Stop Diagnosing Trump

Stop casually throwing around words like “crazy” and “insane” to describe his actions. Stop throwing mentally ill people under the bus.

Like most sensible humans, I am terrified of Donald Trump. He is an openly racist, proudly misogynistic, profoundly incompetent, white nationalist authoritarian who thinks he owns the United States. I brace myself every time I look at the news in anticipation of the newest assault on civic norms, common decency, and social justice. It is impossible to overstate how colossal a fuckup this situation is. So many are reeling as we try to understand how any of this happened. So many of us cannot comprehend how someone could be this way. Unfortunately, this has prompted many people—ranging from journalists, medical professionals, friends and family—to start questioning Trump’s mental health. Does he have narcissistic personality disorder?  Is he delusional and actually psychotic? Is he a psychopath?

Go ahead and spend 30 seconds typing “Trump + mental illness” or “Trump + crazy” (or any variation thereof) into Google News and be prepared for the deluge of hot takes about Trump’s state of mind. Here is a representative sample of what you can expect to see:


Politico Magazine. January 4, 2017.
Huffington Post. December 17, 2016.
STAT. January 30, 2017.

This practice of diagnosing from afar is often called armchair psychiatry and it is intellectually lazy, ethically dubious, and always ableist. But in this case, it is also stigmatizing and extremely harmful. “Crazy is never uttered with compassion” writes Patrick Kennedy, a former congressman and mental health advocate. He is absolutely right. People are bandying around words like “crazy” and “insane” with abandon when it comes to Trump and the valence of those terms is uniformly negative.

Let me be clear: Every time you call Trump “crazy” or “insane” or “psychotic,”  you rely on the stigma of mental illness to make a point. Every time you say he is mentally ill, you prevent someone with mental illness from seeking help. It is currently estimated that one in five Americans will suffer from mental illness in a given year, and those numbers are only increasing. When you explain away Trump’s cruelty, arrogance, entitlement, racism, bigotry, sexism ad nauseam as mental illness, you are connecting mental illness with all of those things. You are essentially saying that his vile and evil actions are what mental illness looks like.

As someone who has a mental illness and someone who studies it, let me tell you this: It. Does. Not. Cause. Isms. Mental illness does not make you a racist. It does not make you a misogynist. It does not make you homophobic or transphobic. It does not make you xenophobic. It does not make you ableist.

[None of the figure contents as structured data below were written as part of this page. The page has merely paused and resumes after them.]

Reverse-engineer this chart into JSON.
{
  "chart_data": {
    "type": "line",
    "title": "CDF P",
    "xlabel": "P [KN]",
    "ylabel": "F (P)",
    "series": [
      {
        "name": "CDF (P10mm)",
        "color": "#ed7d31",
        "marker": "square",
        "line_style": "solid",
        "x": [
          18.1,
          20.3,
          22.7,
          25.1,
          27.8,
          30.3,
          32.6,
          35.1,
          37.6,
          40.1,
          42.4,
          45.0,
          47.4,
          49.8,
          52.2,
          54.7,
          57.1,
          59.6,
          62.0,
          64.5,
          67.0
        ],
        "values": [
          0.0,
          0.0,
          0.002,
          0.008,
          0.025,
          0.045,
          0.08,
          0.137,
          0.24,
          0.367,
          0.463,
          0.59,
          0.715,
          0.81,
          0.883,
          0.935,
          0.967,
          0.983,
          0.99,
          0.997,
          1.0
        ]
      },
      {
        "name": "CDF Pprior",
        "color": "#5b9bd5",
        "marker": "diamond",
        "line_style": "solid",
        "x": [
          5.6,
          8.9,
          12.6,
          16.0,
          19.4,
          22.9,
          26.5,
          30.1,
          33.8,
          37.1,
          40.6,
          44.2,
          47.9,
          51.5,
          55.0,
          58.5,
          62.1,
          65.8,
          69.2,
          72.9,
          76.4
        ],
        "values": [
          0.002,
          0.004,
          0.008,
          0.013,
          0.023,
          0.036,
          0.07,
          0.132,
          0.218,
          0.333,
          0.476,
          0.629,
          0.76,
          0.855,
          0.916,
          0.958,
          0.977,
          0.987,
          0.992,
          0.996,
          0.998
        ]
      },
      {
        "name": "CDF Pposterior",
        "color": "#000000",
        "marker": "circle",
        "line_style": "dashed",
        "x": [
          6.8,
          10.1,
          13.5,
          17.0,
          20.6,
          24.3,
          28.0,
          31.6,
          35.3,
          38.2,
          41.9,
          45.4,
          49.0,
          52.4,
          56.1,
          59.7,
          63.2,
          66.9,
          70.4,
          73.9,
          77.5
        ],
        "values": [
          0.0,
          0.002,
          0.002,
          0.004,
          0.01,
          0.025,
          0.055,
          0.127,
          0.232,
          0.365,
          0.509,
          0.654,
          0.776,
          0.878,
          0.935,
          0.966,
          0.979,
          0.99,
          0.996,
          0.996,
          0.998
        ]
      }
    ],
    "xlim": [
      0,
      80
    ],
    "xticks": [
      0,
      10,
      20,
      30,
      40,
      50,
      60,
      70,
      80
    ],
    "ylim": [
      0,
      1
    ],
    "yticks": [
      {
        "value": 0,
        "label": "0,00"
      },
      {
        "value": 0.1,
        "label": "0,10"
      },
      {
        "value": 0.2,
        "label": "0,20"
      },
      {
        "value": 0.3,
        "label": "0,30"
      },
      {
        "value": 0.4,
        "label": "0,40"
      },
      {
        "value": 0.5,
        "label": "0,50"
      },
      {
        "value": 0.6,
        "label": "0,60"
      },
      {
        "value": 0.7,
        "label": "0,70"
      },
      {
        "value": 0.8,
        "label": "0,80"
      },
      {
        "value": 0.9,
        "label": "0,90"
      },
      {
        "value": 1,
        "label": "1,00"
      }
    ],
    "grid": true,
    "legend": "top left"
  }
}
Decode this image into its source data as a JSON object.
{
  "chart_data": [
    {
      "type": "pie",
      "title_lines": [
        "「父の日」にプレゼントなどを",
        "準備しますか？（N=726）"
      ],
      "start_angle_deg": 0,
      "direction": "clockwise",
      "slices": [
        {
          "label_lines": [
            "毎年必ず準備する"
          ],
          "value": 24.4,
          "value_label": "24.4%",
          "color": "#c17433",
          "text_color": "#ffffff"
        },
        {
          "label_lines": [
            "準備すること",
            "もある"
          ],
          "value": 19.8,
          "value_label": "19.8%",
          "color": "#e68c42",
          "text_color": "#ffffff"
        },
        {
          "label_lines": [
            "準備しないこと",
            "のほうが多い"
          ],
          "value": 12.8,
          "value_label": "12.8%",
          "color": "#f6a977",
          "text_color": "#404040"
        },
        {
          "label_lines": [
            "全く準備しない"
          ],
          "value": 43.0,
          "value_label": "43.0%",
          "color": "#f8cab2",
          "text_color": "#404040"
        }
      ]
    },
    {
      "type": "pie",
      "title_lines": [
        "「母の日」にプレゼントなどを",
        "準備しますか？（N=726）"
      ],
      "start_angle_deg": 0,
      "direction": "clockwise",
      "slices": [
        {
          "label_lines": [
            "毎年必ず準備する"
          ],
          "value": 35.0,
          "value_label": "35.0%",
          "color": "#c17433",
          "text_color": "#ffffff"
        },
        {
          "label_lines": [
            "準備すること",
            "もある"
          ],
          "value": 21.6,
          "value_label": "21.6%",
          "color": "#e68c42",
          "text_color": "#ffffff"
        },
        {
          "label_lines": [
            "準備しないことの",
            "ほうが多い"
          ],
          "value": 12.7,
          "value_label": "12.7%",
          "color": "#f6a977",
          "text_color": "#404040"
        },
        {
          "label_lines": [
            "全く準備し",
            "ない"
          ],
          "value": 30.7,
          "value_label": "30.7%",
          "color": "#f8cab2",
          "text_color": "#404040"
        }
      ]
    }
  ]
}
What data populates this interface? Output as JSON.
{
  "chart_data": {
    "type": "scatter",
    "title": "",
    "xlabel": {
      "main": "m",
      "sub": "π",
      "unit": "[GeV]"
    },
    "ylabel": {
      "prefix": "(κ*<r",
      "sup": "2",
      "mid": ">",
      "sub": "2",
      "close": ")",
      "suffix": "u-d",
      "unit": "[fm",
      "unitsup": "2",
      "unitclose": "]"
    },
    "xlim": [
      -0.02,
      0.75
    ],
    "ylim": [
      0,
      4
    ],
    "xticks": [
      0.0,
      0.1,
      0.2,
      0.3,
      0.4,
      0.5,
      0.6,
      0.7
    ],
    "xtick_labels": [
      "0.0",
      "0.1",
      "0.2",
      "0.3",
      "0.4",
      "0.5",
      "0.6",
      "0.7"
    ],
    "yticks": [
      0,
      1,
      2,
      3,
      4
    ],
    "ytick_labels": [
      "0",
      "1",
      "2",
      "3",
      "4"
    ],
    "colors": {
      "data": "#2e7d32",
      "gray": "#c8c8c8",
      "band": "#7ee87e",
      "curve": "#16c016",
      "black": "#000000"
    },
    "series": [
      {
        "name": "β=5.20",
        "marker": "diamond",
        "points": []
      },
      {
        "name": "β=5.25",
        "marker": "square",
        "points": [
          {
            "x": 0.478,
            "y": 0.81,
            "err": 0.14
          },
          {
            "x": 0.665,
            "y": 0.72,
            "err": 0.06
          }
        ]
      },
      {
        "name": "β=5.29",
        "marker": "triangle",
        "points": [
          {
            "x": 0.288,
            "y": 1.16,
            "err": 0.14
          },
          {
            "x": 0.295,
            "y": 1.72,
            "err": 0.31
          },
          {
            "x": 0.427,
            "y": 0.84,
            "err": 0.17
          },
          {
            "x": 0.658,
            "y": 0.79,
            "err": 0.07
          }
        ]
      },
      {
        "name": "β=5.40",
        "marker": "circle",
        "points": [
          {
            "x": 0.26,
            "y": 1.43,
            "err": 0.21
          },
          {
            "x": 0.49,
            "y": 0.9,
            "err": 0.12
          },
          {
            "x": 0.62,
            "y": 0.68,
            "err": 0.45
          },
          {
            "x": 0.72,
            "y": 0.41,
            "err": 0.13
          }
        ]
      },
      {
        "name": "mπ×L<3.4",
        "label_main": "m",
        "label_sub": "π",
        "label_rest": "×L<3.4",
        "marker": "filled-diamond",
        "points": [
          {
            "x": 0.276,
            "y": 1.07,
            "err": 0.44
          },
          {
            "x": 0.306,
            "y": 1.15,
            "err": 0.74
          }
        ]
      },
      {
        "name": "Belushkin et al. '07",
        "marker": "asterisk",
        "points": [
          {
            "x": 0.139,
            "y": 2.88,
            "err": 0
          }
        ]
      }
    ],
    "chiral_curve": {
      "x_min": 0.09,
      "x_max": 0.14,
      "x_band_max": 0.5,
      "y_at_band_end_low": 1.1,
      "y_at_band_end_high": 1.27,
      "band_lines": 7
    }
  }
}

You know what does make someone those things? The structural political ideologies that are patriarchal and rooted in white supremacy and the oppression of marginalized people. Trump is not a product of psychiatric disorder but the normalization of white supremacy, misogyny, toxic masculinity, and ableism. These are social realities that are found throughout history and have always been popular. The ideology can be traced historically through legislation, statutes, law, and social policy.

The whole rhetoric that comes with saying Trump is mentally ill is always reductive. Reduction requires no stretch on our part to understand the deeper complexities. In dismissing someone or something, you absolve yourself of any responsibility to understand how the whole thing happened. Rather than articulate the ways in which Trump is an evil person, we reduce it to pathology. When we ignore the social and political factors that contribute to white supremacy and toxic masculinity, we effectively remove us from the equation. It is more comfortable to attribute evil behavior to mental illness than deal with the fact that Trump is simply personifying the worst parts of our culture. There are social consequences to framing a social reality as a mental illness. Reducing social realities to an individual problem to be tackled psychologically makes it incredibly hard to create effective social policies to tackle everyday inequalities. Treating the individual conveniently ignores larger, social and structural issues.

There are many grounds on which to criticize Trump. I promise you, there are thousands. Stop hiding ugly social realities under the heading of mental health. Seriously. We proliferate stigma, harm, and harmful ideologies if we do not parse mental health and examine how socialization, entitlement, and privilege empowers Trump and people like him. We cannot lose sight of the fact that Trump has galvanized so many supporters in the first place—which has nothing to do with mental illness. Pathologizing Trump ignores the hundreds of people in government and millions of citizens who support his hateful policies. Trump and his followers are not sick. They are fucking assholes. They are the product of socialization. Not mental illness.